Citation
Peters, J. (1998), "Medium and message", Internet Research, Vol. 8 No. 2. https://doi.org/10.1108/intr.1998.17208baa.001
Publisher
:Emerald Group Publishing Limited
Copyright © 1998, MCB UP Limited
Medium and message
Medium and message
There is an interesting piece in this issue by R. William Maule who looks at not how to use the Internet in education, but what a university degree-level programme in Internet Studies might look like.
The content/process discussion is one I have heard before in other institutions; whether Internet Studies is a valuable addition to a curriculum or whether the Internet should simply be treated as a research/communication medium. Thus, might we have had telephone studies? Postal studies? Would they be any more or less legitimate?

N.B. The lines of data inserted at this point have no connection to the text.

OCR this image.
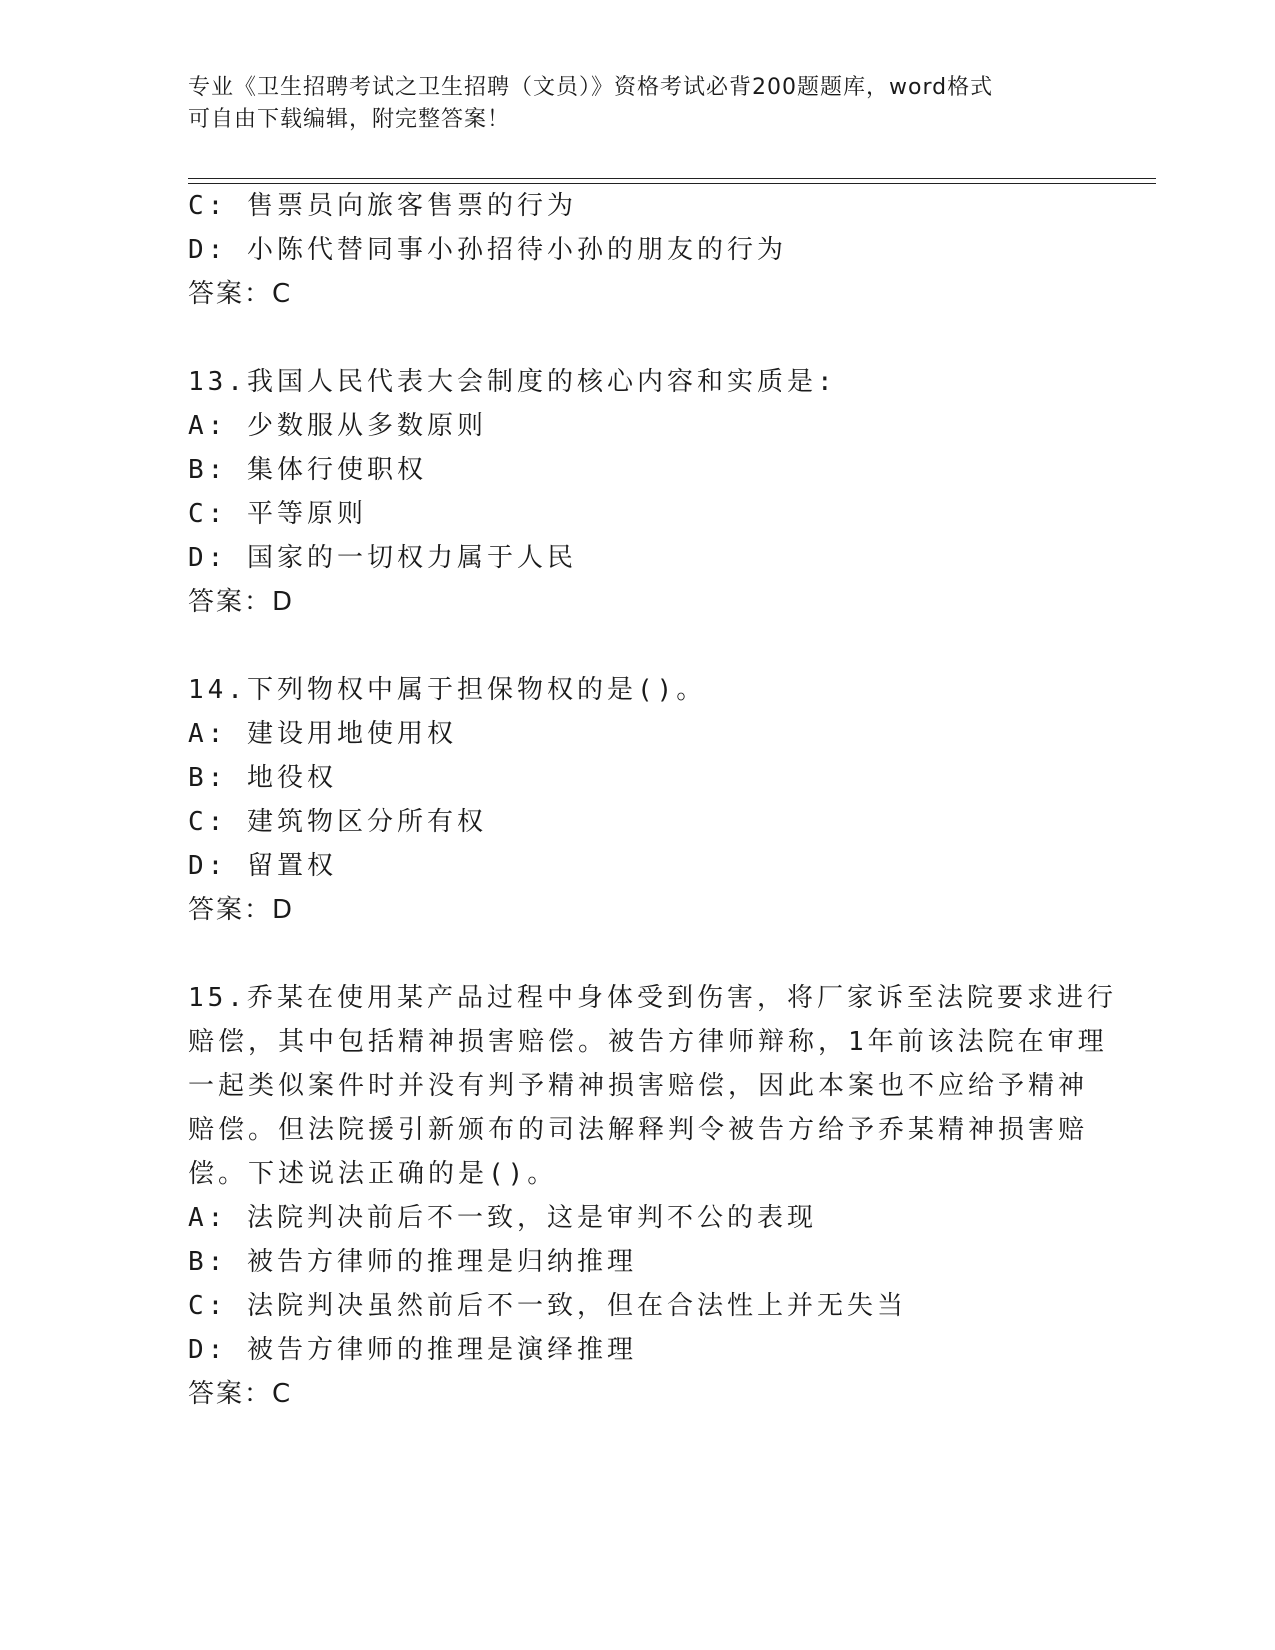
专业《卫生招聘考试之卫生招聘（文员）》资格考试必背200题题库，word格式
可自由下载编辑，附完整答案！
C: 售票员向旅客售票的行为
D: 小陈代替同事小孙招待小孙的朋友的行为
答案：C
13.我国人民代表大会制度的核心内容和实质是:
A: 少数服从多数原则
B: 集体行使职权
C: 平等原则
D: 国家的一切权力属于人民
答案：D
14.下列物权中属于担保物权的是()。
A: 建设用地使用权
B: 地役权
C: 建筑物区分所有权
D: 留置权
答案：D
15.乔某在使用某产品过程中身体受到伤害，将厂家诉至法院要求进行
赔偿，其中包括精神损害赔偿。被告方律师辩称，1年前该法院在审理
一起类似案件时并没有判予精神损害赔偿，因此本案也不应给予精神
赔偿。但法院援引新颁布的司法解释判令被告方给予乔某精神损害赔
偿。下述说法正确的是()。
A: 法院判决前后不一致，这是审判不公的表现
B: 被告方律师的推理是归纳推理
C: 法院判决虽然前后不一致，但在合法性上并无失当
D: 被告方律师的推理是演绎推理
答案：C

I think I like Internet Studies (and I certainly liked Maule's article). Ever since Marshall McLuhan's famous "The medium is the message" statement about TV, media and messages have often been blurred. If forced I would declare myself as a writer, and as a writer I would have to favour message above medium. I don't really care how information comes to me; I like to be able to pick and choose; I like my e-mail messages popping up effortlessly in the morning.
However, the applications of the Internet are still emerging, and it would in truth be quite a fascinating programme of study to be thinking through medium and message in relation to the Internet. Where does design meet content, in such an immediate, design-driven medium? When does a slow browser stop a "good" site being good? What does quality mean on the Net?
In that sense, exploring medium issues, message issues, application issues, and the interfaces between them, this journal is a kind of Internet Studies course. I hope R. William Maule's students might one day read this issue as part of their course, and constructively criticise the concept which brought the course of study into being.